Vorbild Berlin: Wirtschaftshilfe am Sonntag

Auhof-Center-Besitzer Peter Schaider fordert im WIENER BEZIRKSBLATT verkaufsoffene Sonntage zur Wirtschaftsbelebung.

Es braucht jetzt schnelle und unbürokratische Lösungen, um die Wirtschaft zu beleben. Berlin lebt die einkaufsoffenen Sonntage seit Jahren vor. Das Modell ist leicht umzusetzen und bringt allen was: Konsumentinnen und Konsumenten, Unternehmerinnen und Unternehmern sowie Mitarbeiterinnen und Mitarbeitern. Nicht immer sind milliardenschwere Pakete gefragt, wenn auch entschlossenes Handeln zum Erfolg führen kann

Peter Schaider, Eigentümer des Wiener Auhof Centers

Wien (OTS/LCG) In der aktuellen Ausgabe des WIENER BEZIRKSBLATT spricht sich Peter Schaider, Eigentümer des Wiener Auhof Centers, für eine unbürokratische Lösung aus, um den Handel wieder in Gang zu bringen. Nach Vorbild der deutschen Hauptstadt Berlin appelliert er an die Bundesregierung, bis zu 20 verkaufsoffene Sonntage pro Jahr bis Ende 2022 zu ermöglichen. Einkaufszentren sind durch den Fahrplan der österreichischen Bundesregierung zur Rückkehr in die „neue Normalität“ derzeit benachteiligt. Während einzelne Geschäfte bereits seit 14. April 2020 wieder geöffnet haben dürfen, können Einkaufszentren erst im Mai 2020 wieder ihre Pforten öffnen. Sie leiden unter massiven Umsatzeinbußen, die zigtausende Arbeitsplätze gefährden.

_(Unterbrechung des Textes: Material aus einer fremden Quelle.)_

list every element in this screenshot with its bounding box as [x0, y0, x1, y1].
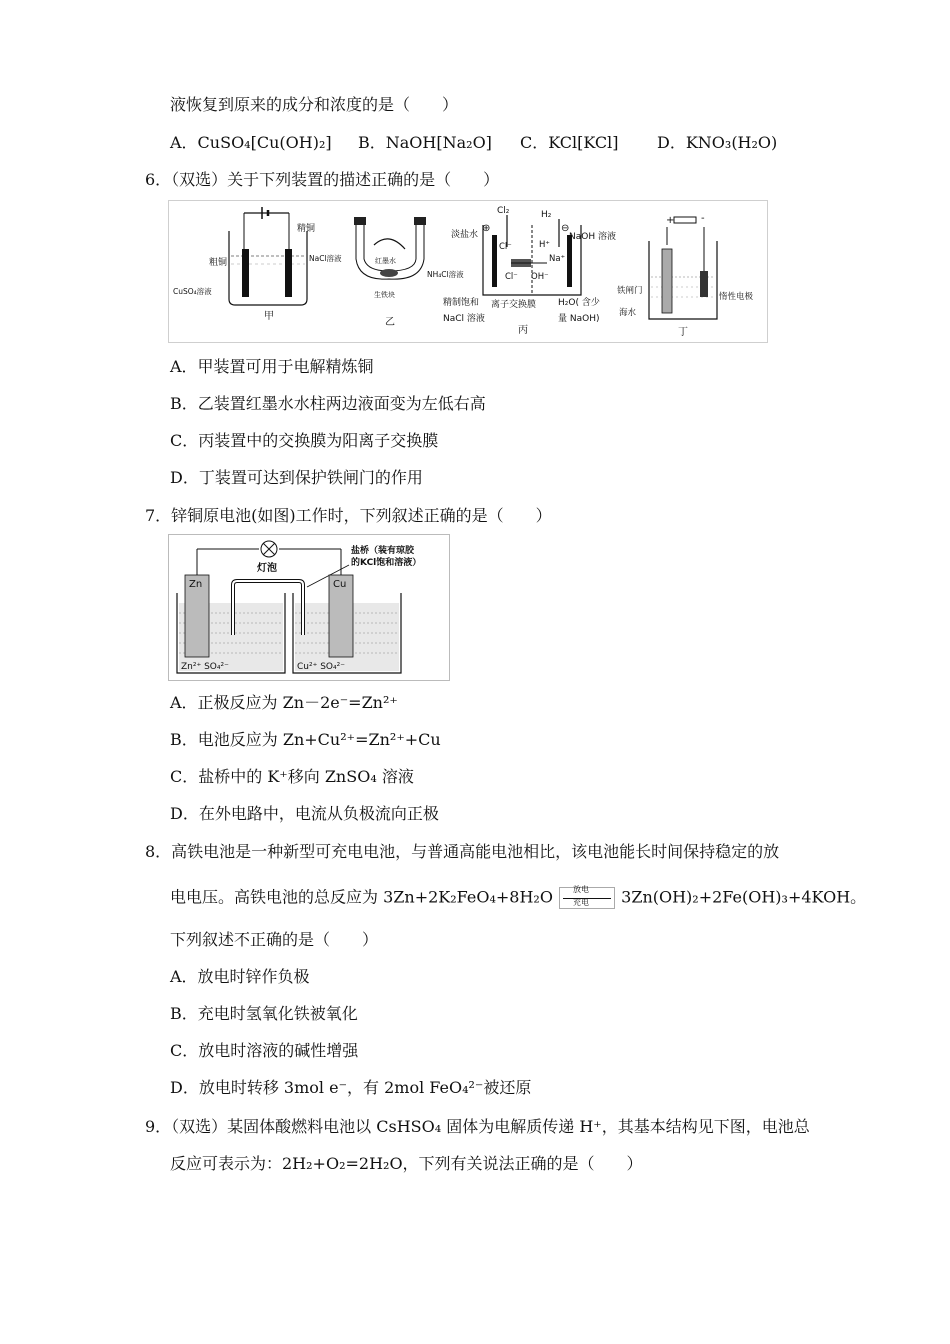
bing-dilute-brine: 淡盐水 — [451, 230, 479, 240]
q5-option-d: D．KNO₃(H₂O) — [657, 133, 778, 152]
q8-option-a: A．放电时锌作负极 — [170, 967, 310, 986]
lamp-label: 灯泡 — [257, 563, 277, 574]
q6-option-c: C．丙装置中的交换膜为阳离子交换膜 — [170, 431, 439, 450]
q8-option-b: B．充电时氢氧化铁被氧化 — [170, 1004, 358, 1023]
ding-plus: + — [666, 215, 675, 226]
bing-cl-ion: Cl⁻ — [499, 242, 512, 252]
q8-option-d: D．放电时转移 3mol e⁻，有 2mol FeO₄²⁻被还原 — [170, 1078, 532, 1097]
q7-option-d: D．在外电路中，电流从负极流向正极 — [170, 804, 439, 823]
q6-option-a: A．甲装置可用于电解精炼铜 — [170, 357, 374, 376]
bing-water-1: H₂O( 含少 — [558, 298, 600, 308]
yi-ink-label: 红墨水 — [375, 257, 396, 265]
q9-stem-line1: 9．（双选）某固体酸燃料电池以 CsHSO₄ 固体为电解质传递 H⁺，其基本结构见下图，电池总 — [145, 1117, 810, 1136]
bing-plus: ⊕ — [482, 223, 491, 234]
salt-bridge-label-1: 盐桥（装有琼胶 — [351, 546, 415, 556]
yi-iron-label: 生铁块 — [374, 291, 395, 299]
device-jia — [173, 207, 315, 322]
bing-minus: ⊖ — [561, 223, 570, 234]
q7-stem: 7．锌铜原电池(如图)工作时，下列叙述正确的是（ ） — [145, 506, 552, 525]
q8-option-c: C．放电时溶液的碱性增强 — [170, 1041, 359, 1060]
bing-cl-ion2: Cl⁻ — [505, 272, 518, 282]
device-yi — [309, 217, 464, 328]
q8-equation-arrow — [559, 887, 615, 909]
q8-arrow-top-label: 放电 — [573, 885, 590, 894]
jia-solution-label: CuSO₄溶液 — [173, 287, 212, 296]
q6-figure-svg — [169, 201, 767, 342]
bing-cl2: Cl₂ — [497, 206, 510, 216]
q7-figure — [168, 534, 450, 681]
jia-anode-label: 粗铜 — [209, 258, 228, 268]
left-ions-label: Zn²⁺ SO₄²⁻ — [181, 662, 229, 672]
yi-left-label: NaCl溶液 — [309, 254, 342, 263]
q6-figure — [168, 200, 768, 343]
q8-equation-left: 电电压。高铁电池的总反应为 3Zn+2K₂FeO₄+8H₂O — [170, 887, 553, 907]
bing-water-2: 量 NaOH) — [558, 314, 600, 324]
ding-gate-label: 铁闸门 — [617, 286, 643, 296]
q6-option-b: B．乙装置红墨水水柱两边液面变为左低右高 — [170, 394, 486, 413]
q7-option-b: B．电池反应为 Zn+Cu²⁺=Zn²⁺+Cu — [170, 730, 441, 749]
ding-sea-label: 海水 — [619, 308, 637, 318]
q7-option-c: C．盐桥中的 K⁺移向 ZnSO₄ 溶液 — [170, 767, 414, 786]
q5-option-a: A．CuSO₄[Cu(OH)₂] — [170, 133, 332, 152]
ding-caption: 丁 — [678, 327, 688, 338]
jia-caption: 甲 — [264, 311, 274, 322]
right-ions-label: Cu²⁺ SO₄²⁻ — [297, 662, 345, 672]
q9-stem-line2: 反应可表示为：2H₂+O₂=2H₂O，下列有关说法正确的是（ ） — [170, 1154, 643, 1173]
yi-right-label: NH₄Cl溶液 — [427, 270, 464, 279]
bing-membrane: 离子交换膜 — [491, 300, 537, 310]
bing-h2: H₂ — [541, 210, 552, 220]
q6-option-d: D．丁装置可达到保护铁闸门的作用 — [170, 468, 423, 487]
q8-stem-line2 — [170, 887, 866, 909]
bing-brine-1: 精制饱和 — [443, 298, 480, 308]
device-ding — [617, 213, 754, 338]
device-bing — [443, 206, 616, 336]
bing-oh-ion: OH⁻ — [531, 272, 549, 282]
yi-caption: 乙 — [385, 317, 395, 328]
q7-figure-svg — [169, 535, 449, 680]
q8-stem-line3: 下列叙述不正确的是（ ） — [170, 930, 379, 949]
zn-electrode-label: Zn — [189, 579, 203, 590]
salt-bridge-label-2: 的KCl饱和溶液） — [351, 558, 422, 568]
bing-na-ion: Na⁺ — [549, 254, 566, 264]
jia-cathode-label: 精铜 — [297, 224, 316, 234]
cu-electrode-label: Cu — [333, 579, 347, 590]
bing-caption: 丙 — [518, 325, 528, 336]
q6-stem: 6．（双选）关于下列装置的描述正确的是（ ） — [145, 170, 500, 189]
q8-arrow-bottom-label: 充电 — [573, 898, 590, 907]
q8-equation-right: 3Zn(OH)₂+2Fe(OH)₃+4KOH。 — [621, 887, 867, 907]
q5-option-c: C．KCl[KCl] — [520, 133, 619, 152]
q8-stem-line1: 8．高铁电池是一种新型可充电电池，与普通高能电池相比，该电池能长时间保持稳定的放 — [145, 842, 780, 861]
ding-electrode-label: 惰性电极 — [719, 292, 754, 302]
bing-h-ion: H⁺ — [539, 240, 550, 250]
q5-stem-tail: 液恢复到原来的成分和浓度的是（ ） — [170, 95, 459, 114]
q5-option-b: B．NaOH[Na₂O] — [358, 133, 492, 152]
bing-naoh: NaOH 溶液 — [569, 232, 616, 242]
bing-brine-2: NaCl 溶液 — [443, 314, 485, 324]
ding-minus: - — [701, 213, 705, 224]
q7-option-a: A．正极反应为 Zn－2e⁻=Zn²⁺ — [170, 693, 398, 712]
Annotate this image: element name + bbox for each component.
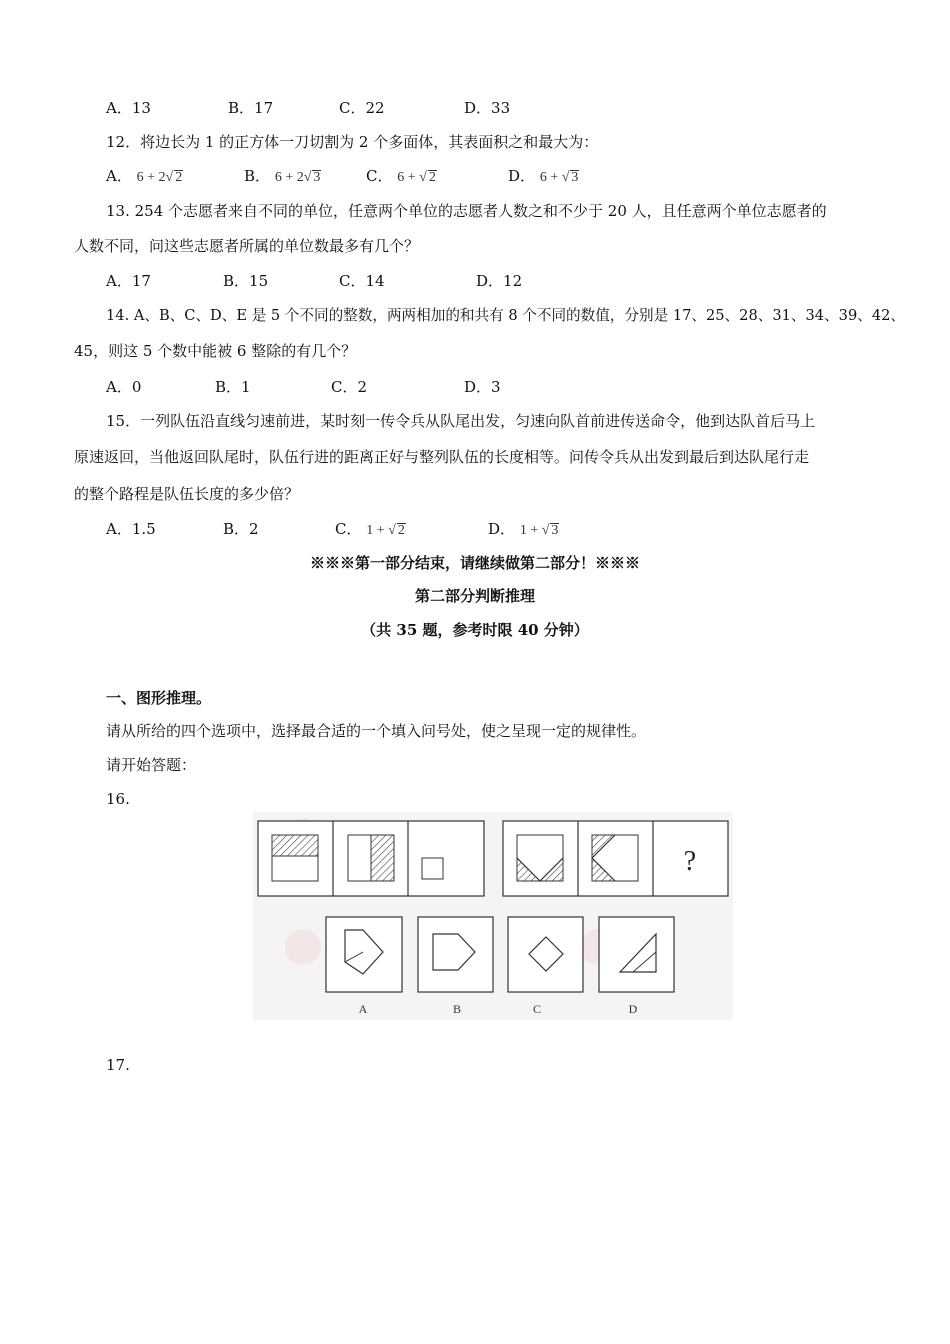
q16-option-d-label: D — [628, 1002, 638, 1016]
part-two-title: 第二部分判断推理 — [414, 587, 535, 605]
q16-figure — [253, 812, 733, 1020]
q14-question-line2: 45，则这 5 个数中能被 6 整除的有几个？ — [74, 342, 357, 360]
q15-question-line1: 15．一列队伍沿直线匀速前进，某时刻一传令兵从队尾出发，匀速向队首前进传送命令，他到达队首后马上 — [106, 412, 816, 430]
q14-option-c: C．2 — [331, 378, 368, 396]
q13-question-line1: 13. 254 个志愿者来自不同的单位，任意两个单位的志愿者人数之和不少于 20 人，且任意两个单位志愿者的 — [106, 202, 827, 220]
q11-option-a: A．13 — [106, 99, 151, 117]
q17-number: 17. — [106, 1056, 130, 1074]
q16-group-two — [503, 821, 728, 896]
q16-option-b-label: B — [452, 1002, 462, 1016]
q12-math-b: 6 + 2√ 3 — [274, 170, 321, 185]
q16-panel-2 — [348, 835, 394, 881]
q16-panel-3 — [422, 858, 443, 879]
q13-question-line2: 人数不同，问这些志愿者所属的单位数最多有几个？ — [74, 237, 420, 255]
q14-question-line1: 14. A、B、C、D、E 是 5 个不同的整数，两两相加的和共有 8 个不同的数值，分别是 17、25、28、31、34、39、42、 — [106, 307, 905, 324]
q12-option-a — [106, 165, 183, 189]
q15-option-c — [335, 518, 406, 542]
q15-question-line2: 原速返回，当他返回队尾时，队伍行进的距离正好与整列队伍的长度相等。问传令兵从出发到最后到达队尾行走 — [74, 448, 810, 466]
q12-math-c: 6 + √ 2 — [397, 170, 436, 185]
q15-option-d — [488, 518, 559, 542]
q13-option-d: D．12 — [476, 272, 523, 290]
q15-label-d: D． — [488, 520, 516, 538]
q12-label-d: D． — [508, 167, 536, 185]
q11-option-c: C．22 — [339, 99, 385, 117]
q16-number: 16. — [106, 790, 130, 808]
q16-figure-svg — [253, 812, 733, 1020]
q12-option-c — [366, 165, 437, 189]
q12-option-b — [244, 165, 321, 189]
q13-option-b: B．15 — [223, 272, 269, 290]
section-instructions: 请从所给的四个选项中，选择最合适的一个填入问号处，使之呈现一定的规律性。 — [106, 722, 647, 740]
q16-panel-5 — [592, 835, 638, 881]
q15-option-b: B．2 — [223, 520, 259, 538]
q14-option-a: A．0 — [106, 378, 142, 396]
q15-label-c: C． — [335, 520, 362, 538]
q16-option-a-label: A — [358, 1002, 368, 1016]
q14-option-d: D．3 — [464, 378, 501, 396]
q16-option-a-figure[interactable] — [326, 917, 402, 992]
q15-question-line3: 的整个路程是队伍长度的多少倍？ — [74, 485, 300, 503]
q12-option-d — [508, 165, 579, 189]
q16-option-b-figure[interactable] — [418, 917, 493, 992]
q13-option-c: C．14 — [339, 272, 385, 290]
q16-option-d-figure[interactable] — [599, 917, 674, 992]
q13-option-a: A．17 — [106, 272, 151, 290]
q16-question-mark: ? — [683, 846, 697, 877]
q12-math-d: 6 + √ 3 — [539, 170, 579, 185]
start-prompt: 请开始答题： — [106, 756, 197, 774]
part-two-subtitle: （共 35 题，参考时限 40 分钟） — [361, 621, 589, 639]
section-title: 一、图形推理。 — [106, 689, 212, 707]
q15-math-d: 1 + √ 3 — [519, 523, 559, 538]
q12-label-b: B． — [244, 167, 271, 185]
q16-panel-1 — [272, 835, 318, 881]
q11-option-d: D．33 — [464, 99, 511, 117]
q14-option-b: B．1 — [215, 378, 251, 396]
part-one-end-notice: ※※※第一部分结束，请继续做第二部分！※※※ — [309, 554, 640, 572]
q16-option-c-label: C — [532, 1002, 542, 1016]
q15-option-a: A．1.5 — [106, 520, 156, 538]
q16-option-c-figure[interactable] — [508, 917, 583, 992]
q12-label-c: C． — [366, 167, 393, 185]
q12-math-a: 6 + 2√ 2 — [136, 170, 183, 185]
q12-label-a: A． — [106, 167, 132, 185]
q11-option-b: B．17 — [228, 99, 274, 117]
q15-math-c: 1 + √ 2 — [366, 523, 405, 538]
q16-group-one — [258, 821, 484, 896]
watermark-stamp — [285, 929, 321, 965]
q12-question: 12．将边长为 1 的正方体一刀切割为 2 个多面体，其表面积之和最大为： — [106, 133, 599, 151]
q16-panel-4 — [517, 835, 563, 881]
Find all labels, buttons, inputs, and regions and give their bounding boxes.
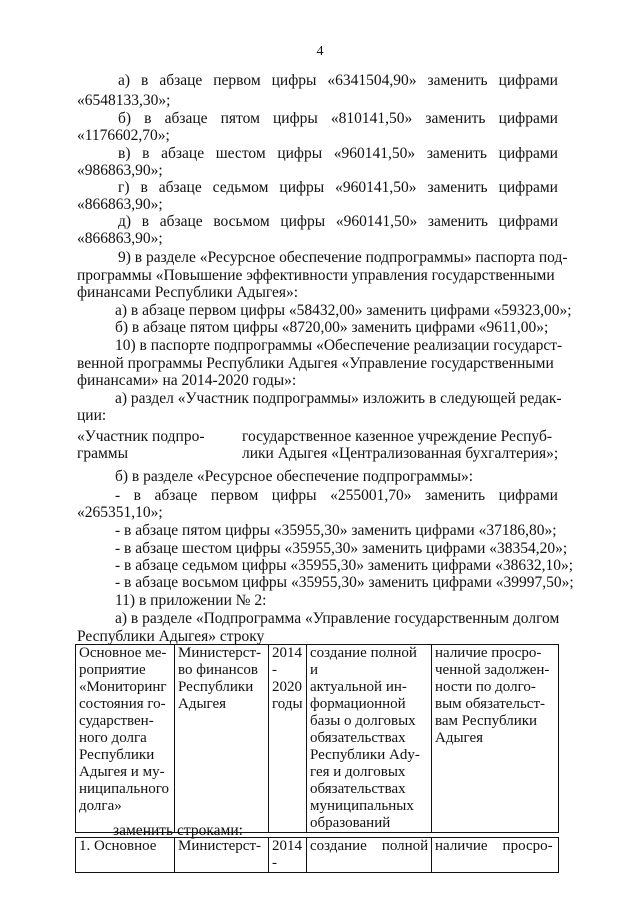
cell-line: ного долга [79,730,147,746]
table-cell-result: создание полной [307,838,432,873]
cell-line: Министерст- [178,645,261,661]
list-item-g-cont: «866863,90»; [77,196,163,213]
list-item-a-cont: «6548133,30»; [77,92,171,109]
cell-line: ченной задолжен- [435,662,550,678]
word: а) [118,72,131,89]
word: б) [118,110,132,127]
word: пятом [220,110,260,127]
cell-line: формационной [310,696,406,712]
list-item-b [118,110,558,128]
list-item-a [118,72,558,90]
word: в [133,487,141,504]
word: цифры [271,72,317,89]
list-item-v-cont: «986863,90»; [77,162,163,179]
word: цифры [272,110,318,127]
cell-line: во финансов [178,662,258,678]
table-cell-executor [175,645,269,833]
item10-line2: венной программы Республики Адыгея «Управление государственными [77,355,554,372]
word: цифрами [498,72,558,89]
word: абзаце [159,72,203,89]
quote-right-2: лики Адыгея «Централизованная бухгалтерия»; [242,445,559,462]
cell-line: Адыгея [435,730,484,746]
cell-line: вым обязательст- [435,696,546,712]
table-row [76,645,559,833]
cell-line: сударствен- [79,713,154,729]
word: цифры [280,213,326,230]
word: «255001,70» [330,487,412,504]
item9-b: б) в абзаце пятом цифры «8720,00» заменить цифрами «9611,00»; [115,319,549,336]
item11-a-line1: а) в разделе «Подпрограмма «Управление государственным долгом [115,610,560,627]
table-cell-risk [432,645,559,833]
word: заменить [424,487,486,504]
word: в [142,145,150,162]
word: цифрами [498,145,558,162]
table-cell-event [76,645,175,833]
word: абзаце [164,110,208,127]
word: цифрами [498,487,558,504]
item10-a-line1: а) раздел «Участник подпрограммы» изложить в следующей редак- [115,390,562,407]
word: цифры [277,145,323,162]
item10-b3: - в абзаце шестом цифры «35955,30» заменить цифрами «38354,20»; [115,540,568,557]
word: заменить [427,179,488,196]
word: заменить [427,213,488,230]
word: цифрами [498,110,558,127]
quote-left-1: «Участник подпро- [77,428,205,445]
word: первом [213,72,261,89]
cell-line: Республики [79,747,155,763]
item10-b1 [115,487,558,505]
word: - [115,487,121,504]
word: «6341504,90» [327,72,417,89]
cell-line: образований [310,815,391,831]
table-row [76,838,559,873]
word: в [141,213,150,230]
word: цифры [271,487,317,504]
cell-line: 2014- [272,645,302,678]
cell-line: состояния го- [79,696,166,712]
item9-line2: программы «Повышение эффективности управления государственными [77,267,555,284]
cell-line: ниципального [79,781,170,797]
cell-line: базы о долговых [310,713,416,729]
table-cell-event: 1. Основное [76,838,175,873]
item10-b2: - в абзаце пятом цифры «35955,30» заменить цифрами «37186,80»; [115,522,557,539]
table-cell-period: 2014- [269,838,307,873]
item10-b1-cont: «265351,10»; [77,504,163,521]
cell-line: наличие просро- [435,645,542,661]
word: абзаце [158,179,202,196]
word: восьмом [213,213,270,230]
table-cell-risk: наличие просро- [432,838,559,873]
list-item-g [118,179,558,197]
table-cell-executor: Министерст- [175,838,269,873]
list-item-v [118,145,558,163]
word: цифрами [498,213,558,230]
item10-a-line2: ции: [77,407,107,424]
word: «810141,50» [330,110,413,127]
cell-line: гея и долговых [310,764,406,780]
item9-line1: 9) в разделе «Ресурсное обеспечение подпрограммы» паспорта под- [118,249,568,266]
word: абзаце [161,145,205,162]
word: заменить [427,72,488,89]
cell-line: «Мониторинг [79,679,167,695]
cell-line: муниципальных [310,798,414,814]
word: «960141,50» [335,179,417,196]
cell-line: Республики Ady- [310,747,420,763]
cell-line: обязательствах [310,730,406,746]
quote-left-2: граммы [77,445,129,462]
list-item-d [118,213,558,231]
word: цифрами [498,179,558,196]
page-number: 4 [316,44,324,59]
word: г) [118,179,130,196]
word: абзаце [159,213,203,230]
table-new-rows [75,837,559,873]
word: седьмом [212,179,269,196]
word: «960141,50» [333,145,416,162]
cell-line: Адыгея и му- [79,764,165,780]
item10-b5: - в абзаце восьмом цифры «35955,30» заменить цифрами «39997,50»; [115,574,574,591]
table-old-row [75,644,559,833]
cell-line: Основное ме- [79,645,167,661]
word: цифры [279,179,325,196]
word: заменить [425,110,486,127]
item10-b: б) в разделе «Ресурсное обеспечение подпрограммы»: [115,468,474,485]
list-item-b-cont: «1176602,70»; [77,127,170,144]
word: абзаце [154,487,198,504]
cell-line: роприятие [79,662,146,678]
cell-line: создание полной и [310,645,417,678]
word: в [141,72,149,89]
list-item-d-cont: «866863,90»; [77,230,163,247]
cell-line: ности по долго- [435,679,536,695]
word: д) [118,213,132,230]
replace-label: заменить строками: [113,822,243,839]
table-cell-result [307,645,432,833]
word: заменить [426,145,487,162]
item10-line3: финансами» на 2014-2020 годы»: [77,372,297,389]
cell-line: обязательствах [310,781,406,797]
item9-line3: финансами Республики Адыгея»: [77,284,299,301]
word: в) [118,145,131,162]
item11-a-line2: Республики Адыгея» строку [77,628,265,645]
cell-line: вам Республики [435,713,538,729]
word: «960141,50» [335,213,418,230]
cell-line: Адыгея [178,696,227,712]
item10-line1: 10) в паспорте подпрограммы «Обеспечение реализации государст- [115,337,563,354]
word: в [140,179,148,196]
table-cell-period [269,645,307,833]
word: шестом [215,145,266,162]
item11-line1: 11) в приложении № 2: [115,592,267,609]
cell-line: 2020 [272,679,302,695]
cell-line: Республики [178,679,254,695]
cell-line: годы [272,696,303,712]
item9-a: а) в абзаце первом цифры «58432,00» заменить цифрами «59323,00»; [115,302,572,319]
item10-b4: - в абзаце седьмом цифры «35955,30» заменить цифрами «38632,10»; [115,557,574,574]
word: первом [210,487,259,504]
cell-line: долга» [79,798,122,814]
cell-line: актуальной ин- [310,679,407,695]
word: в [144,110,152,127]
quote-right-1: государственное казенное учреждение Респуб- [242,428,553,445]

„Es braucht jetzt schnelle und unbürokratische Lösungen, um die Wirtschaft zu beleben. Berlin lebt die einkaufsoffenen Sonntage seit Jahren vor. Das Modell ist leicht umzusetzen und bringt allen was: Konsumentinnen und Konsumenten, Unternehmerinnen und Unternehmern sowie Mitarbeiterinnen und Mitarbeitern. Nicht immer sind milliardenschwere Pakete gefragt, wenn auch entschlossenes Handeln zum Erfolg führen kann“, so der Unternehmer.

Nicht vergessen dürfe man, dass der Handel in Österreich pro Jahr für rund 50 Milliarden Euro Umsatz sorgt und für hunderttausende Menschen Arbeitgeber sei. Dabei seien hier die Dienstleister und die Gastronomie noch nicht miteinbezogen.

Der Berliner Stadtsenat gibt derzeit acht verkaufsoffene Sonntage pro Jahr frei. Die Entscheidung über die Öffnung – und damit das Risiko – tragen die Unternehmen. Schaider sieht in dieser flexiblen Lösung, die vorerst auf zwei Jahre befristet sein kann, einen wichtigen Impuls, um den Konsumanreiz zu stimulieren.